For decades, the “Middle East” has customarily been defined as the Arab world plus Israel, with the United States as the principal external power engaged in the region. Over the course of the last decade, that traditional definition of the Middle East has started to erode in important ways. One of the most significant points of transformation has been the rise of regional states from outside the Arab-Israeli arena as consequential players in the Middle East’s political, economic, and strategic affairs. Iran is an outstanding example of this phenomenon; Turkey is another.
This week Turkish Prime Minister Recep Tayyip Erdogan was in Iran, where he met with President Mahmoud Ahmadinejad and Supreme Leader Ayatollah Ali Khamenei. Erdogan was supposed to come to the United States immediately following his departure from Tehran; the Prime Minister’s Washington visit has now been postponed until early December. As we pointed out in an earlier post, Turkey’s relations with the Islamic Republic have improved dramatically in recent years – economic relations are expanding rapidly and the foundations for closer energy links are being laid.

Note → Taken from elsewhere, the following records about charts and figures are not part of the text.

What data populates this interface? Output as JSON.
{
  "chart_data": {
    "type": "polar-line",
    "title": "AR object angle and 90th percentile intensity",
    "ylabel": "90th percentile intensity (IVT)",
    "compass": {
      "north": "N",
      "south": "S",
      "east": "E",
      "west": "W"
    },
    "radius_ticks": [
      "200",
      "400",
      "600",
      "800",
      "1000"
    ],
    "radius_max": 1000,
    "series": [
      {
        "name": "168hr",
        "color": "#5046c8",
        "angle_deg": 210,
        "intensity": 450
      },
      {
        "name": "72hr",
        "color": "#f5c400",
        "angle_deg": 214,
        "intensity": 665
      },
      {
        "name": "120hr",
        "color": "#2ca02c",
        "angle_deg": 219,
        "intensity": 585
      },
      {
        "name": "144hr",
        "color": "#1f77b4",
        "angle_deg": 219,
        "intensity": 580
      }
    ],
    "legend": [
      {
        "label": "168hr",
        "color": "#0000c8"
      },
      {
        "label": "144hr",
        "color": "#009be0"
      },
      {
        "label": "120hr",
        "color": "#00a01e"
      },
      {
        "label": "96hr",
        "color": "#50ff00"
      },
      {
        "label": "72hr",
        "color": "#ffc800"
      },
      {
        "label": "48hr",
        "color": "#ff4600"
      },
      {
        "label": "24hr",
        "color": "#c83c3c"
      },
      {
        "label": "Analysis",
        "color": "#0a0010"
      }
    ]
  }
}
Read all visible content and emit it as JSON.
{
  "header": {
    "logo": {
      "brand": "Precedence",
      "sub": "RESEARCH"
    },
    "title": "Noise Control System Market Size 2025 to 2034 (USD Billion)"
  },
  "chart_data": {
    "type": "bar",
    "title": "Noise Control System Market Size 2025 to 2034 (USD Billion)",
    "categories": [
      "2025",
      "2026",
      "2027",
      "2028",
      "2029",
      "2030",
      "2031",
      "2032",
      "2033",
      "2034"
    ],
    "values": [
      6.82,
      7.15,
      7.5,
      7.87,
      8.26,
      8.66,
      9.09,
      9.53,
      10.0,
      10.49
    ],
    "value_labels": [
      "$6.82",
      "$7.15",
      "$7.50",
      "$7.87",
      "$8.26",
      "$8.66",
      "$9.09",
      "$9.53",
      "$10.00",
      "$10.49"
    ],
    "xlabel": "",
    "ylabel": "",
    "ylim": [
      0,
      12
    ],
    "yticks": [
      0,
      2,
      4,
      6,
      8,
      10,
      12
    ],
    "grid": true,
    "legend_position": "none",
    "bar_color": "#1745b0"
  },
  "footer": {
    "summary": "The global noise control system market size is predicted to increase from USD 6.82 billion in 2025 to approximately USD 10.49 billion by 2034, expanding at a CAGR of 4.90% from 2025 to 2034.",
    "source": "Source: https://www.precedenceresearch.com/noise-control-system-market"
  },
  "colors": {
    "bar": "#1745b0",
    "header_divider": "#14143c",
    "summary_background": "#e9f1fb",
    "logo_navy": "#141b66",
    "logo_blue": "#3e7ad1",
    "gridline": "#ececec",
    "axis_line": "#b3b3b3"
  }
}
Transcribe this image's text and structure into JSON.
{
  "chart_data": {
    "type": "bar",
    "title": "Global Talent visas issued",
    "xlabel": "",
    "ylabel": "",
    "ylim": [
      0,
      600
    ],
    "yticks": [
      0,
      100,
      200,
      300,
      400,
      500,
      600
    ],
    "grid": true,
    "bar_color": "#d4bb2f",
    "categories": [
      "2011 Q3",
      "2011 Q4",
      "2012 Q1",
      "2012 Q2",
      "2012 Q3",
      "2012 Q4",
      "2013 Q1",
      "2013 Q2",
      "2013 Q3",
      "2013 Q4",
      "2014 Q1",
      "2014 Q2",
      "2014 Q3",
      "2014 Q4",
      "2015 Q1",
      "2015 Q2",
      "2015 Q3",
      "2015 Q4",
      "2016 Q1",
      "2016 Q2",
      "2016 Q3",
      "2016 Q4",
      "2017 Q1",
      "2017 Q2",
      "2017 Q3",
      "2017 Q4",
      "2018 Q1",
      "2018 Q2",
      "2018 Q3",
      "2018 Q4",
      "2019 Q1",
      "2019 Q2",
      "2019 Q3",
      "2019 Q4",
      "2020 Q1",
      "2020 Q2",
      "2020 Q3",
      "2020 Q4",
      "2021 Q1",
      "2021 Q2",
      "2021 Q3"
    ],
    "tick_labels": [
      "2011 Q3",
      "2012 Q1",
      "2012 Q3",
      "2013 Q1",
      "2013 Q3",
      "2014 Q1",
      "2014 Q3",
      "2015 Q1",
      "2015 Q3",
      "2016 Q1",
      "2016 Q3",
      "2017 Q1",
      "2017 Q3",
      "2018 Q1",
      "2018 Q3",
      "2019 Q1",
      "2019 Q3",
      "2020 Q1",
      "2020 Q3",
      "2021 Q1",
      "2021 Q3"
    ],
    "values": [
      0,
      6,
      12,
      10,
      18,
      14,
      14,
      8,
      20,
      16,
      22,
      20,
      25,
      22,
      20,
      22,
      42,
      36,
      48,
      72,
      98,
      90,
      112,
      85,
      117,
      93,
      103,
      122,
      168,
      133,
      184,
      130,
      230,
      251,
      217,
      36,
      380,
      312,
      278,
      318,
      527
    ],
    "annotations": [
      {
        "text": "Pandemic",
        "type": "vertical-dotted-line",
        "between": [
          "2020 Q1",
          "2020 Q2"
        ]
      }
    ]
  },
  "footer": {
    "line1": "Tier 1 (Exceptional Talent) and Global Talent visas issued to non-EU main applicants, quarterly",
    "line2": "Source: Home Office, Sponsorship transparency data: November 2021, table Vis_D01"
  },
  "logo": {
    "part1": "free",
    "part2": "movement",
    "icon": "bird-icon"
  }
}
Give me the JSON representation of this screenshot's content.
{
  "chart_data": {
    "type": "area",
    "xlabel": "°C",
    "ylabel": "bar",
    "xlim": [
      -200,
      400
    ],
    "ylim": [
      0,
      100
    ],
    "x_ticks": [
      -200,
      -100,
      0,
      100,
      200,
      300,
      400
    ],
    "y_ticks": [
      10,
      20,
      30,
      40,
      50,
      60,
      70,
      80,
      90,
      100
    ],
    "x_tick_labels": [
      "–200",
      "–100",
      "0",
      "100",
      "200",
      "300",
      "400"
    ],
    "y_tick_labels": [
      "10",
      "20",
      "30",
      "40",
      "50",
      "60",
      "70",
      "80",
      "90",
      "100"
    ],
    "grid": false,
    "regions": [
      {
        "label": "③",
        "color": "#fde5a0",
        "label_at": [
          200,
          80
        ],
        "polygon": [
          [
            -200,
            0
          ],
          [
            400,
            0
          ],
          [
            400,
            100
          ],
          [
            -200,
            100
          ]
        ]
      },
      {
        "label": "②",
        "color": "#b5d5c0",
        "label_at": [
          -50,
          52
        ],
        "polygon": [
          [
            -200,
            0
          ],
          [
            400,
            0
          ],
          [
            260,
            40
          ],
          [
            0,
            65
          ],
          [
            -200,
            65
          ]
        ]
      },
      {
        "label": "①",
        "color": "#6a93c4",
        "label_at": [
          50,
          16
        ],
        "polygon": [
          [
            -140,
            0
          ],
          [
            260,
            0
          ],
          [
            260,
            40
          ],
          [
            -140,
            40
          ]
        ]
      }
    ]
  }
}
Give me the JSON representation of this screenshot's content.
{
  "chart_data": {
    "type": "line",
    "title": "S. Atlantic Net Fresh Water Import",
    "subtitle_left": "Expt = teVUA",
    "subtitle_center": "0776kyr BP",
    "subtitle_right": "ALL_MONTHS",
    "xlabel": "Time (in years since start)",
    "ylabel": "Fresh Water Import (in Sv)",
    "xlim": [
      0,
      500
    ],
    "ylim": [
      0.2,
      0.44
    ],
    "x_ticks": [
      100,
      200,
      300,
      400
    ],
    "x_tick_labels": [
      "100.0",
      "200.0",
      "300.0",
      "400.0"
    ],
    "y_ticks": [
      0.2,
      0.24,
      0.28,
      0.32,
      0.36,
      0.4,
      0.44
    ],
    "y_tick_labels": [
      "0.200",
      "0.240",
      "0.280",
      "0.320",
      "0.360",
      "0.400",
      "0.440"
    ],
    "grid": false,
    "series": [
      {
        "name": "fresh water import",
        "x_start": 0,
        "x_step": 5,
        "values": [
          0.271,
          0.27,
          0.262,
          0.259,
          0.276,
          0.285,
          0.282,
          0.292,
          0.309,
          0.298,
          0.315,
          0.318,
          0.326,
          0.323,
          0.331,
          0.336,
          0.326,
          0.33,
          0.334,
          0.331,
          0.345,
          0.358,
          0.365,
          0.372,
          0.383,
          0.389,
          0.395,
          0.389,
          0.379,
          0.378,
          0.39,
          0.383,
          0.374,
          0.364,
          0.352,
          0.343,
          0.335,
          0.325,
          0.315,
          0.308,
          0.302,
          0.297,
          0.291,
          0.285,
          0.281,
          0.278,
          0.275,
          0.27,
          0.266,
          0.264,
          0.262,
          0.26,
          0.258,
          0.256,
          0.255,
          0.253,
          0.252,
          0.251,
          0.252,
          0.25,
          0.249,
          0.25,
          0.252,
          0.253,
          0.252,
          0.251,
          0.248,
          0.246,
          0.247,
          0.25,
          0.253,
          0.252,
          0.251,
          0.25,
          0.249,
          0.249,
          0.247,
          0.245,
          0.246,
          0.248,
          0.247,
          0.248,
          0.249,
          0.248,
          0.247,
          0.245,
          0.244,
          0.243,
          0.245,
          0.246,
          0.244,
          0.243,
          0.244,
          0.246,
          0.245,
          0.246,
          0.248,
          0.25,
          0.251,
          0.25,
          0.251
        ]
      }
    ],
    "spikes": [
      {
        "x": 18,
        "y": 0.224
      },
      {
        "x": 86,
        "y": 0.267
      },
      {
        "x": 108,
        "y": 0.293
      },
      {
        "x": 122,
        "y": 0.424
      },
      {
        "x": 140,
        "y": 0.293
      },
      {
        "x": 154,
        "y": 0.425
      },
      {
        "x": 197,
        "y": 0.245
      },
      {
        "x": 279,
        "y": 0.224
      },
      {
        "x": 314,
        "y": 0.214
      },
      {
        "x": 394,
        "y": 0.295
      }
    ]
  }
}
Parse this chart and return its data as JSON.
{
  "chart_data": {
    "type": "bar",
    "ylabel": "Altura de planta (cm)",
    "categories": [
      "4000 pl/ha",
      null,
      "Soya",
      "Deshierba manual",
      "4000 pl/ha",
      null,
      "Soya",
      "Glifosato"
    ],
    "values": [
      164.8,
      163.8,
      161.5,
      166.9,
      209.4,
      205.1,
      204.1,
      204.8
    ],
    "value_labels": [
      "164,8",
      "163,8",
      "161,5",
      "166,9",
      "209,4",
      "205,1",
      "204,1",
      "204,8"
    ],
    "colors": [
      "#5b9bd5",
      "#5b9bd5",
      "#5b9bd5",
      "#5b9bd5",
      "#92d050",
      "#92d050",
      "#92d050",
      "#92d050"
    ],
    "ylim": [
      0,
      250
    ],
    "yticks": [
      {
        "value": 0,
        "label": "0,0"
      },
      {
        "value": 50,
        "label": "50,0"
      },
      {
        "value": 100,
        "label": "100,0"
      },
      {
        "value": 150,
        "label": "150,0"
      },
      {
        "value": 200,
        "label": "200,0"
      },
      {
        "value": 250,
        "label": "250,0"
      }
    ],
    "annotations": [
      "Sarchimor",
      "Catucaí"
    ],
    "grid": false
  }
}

And, as Erdogan himself made clear in an interview with The Guardian earlier this week, political ties between Turkey and Iran are becoming both broader and deeper.
Some in Washington and in Israel criticize Turkey’s burgeoning relationship with Iran, saying that it comes at the expense of Ankara’s longstanding ties to the United States and Israel. Against this, we argue – in an Op Ed published in today’s POLITICO, entitled “Turkey, the United States, and the New Middle East” —that Ankara’s approach to the Islamic Republic actually serves Western interests better than established U.S. policy.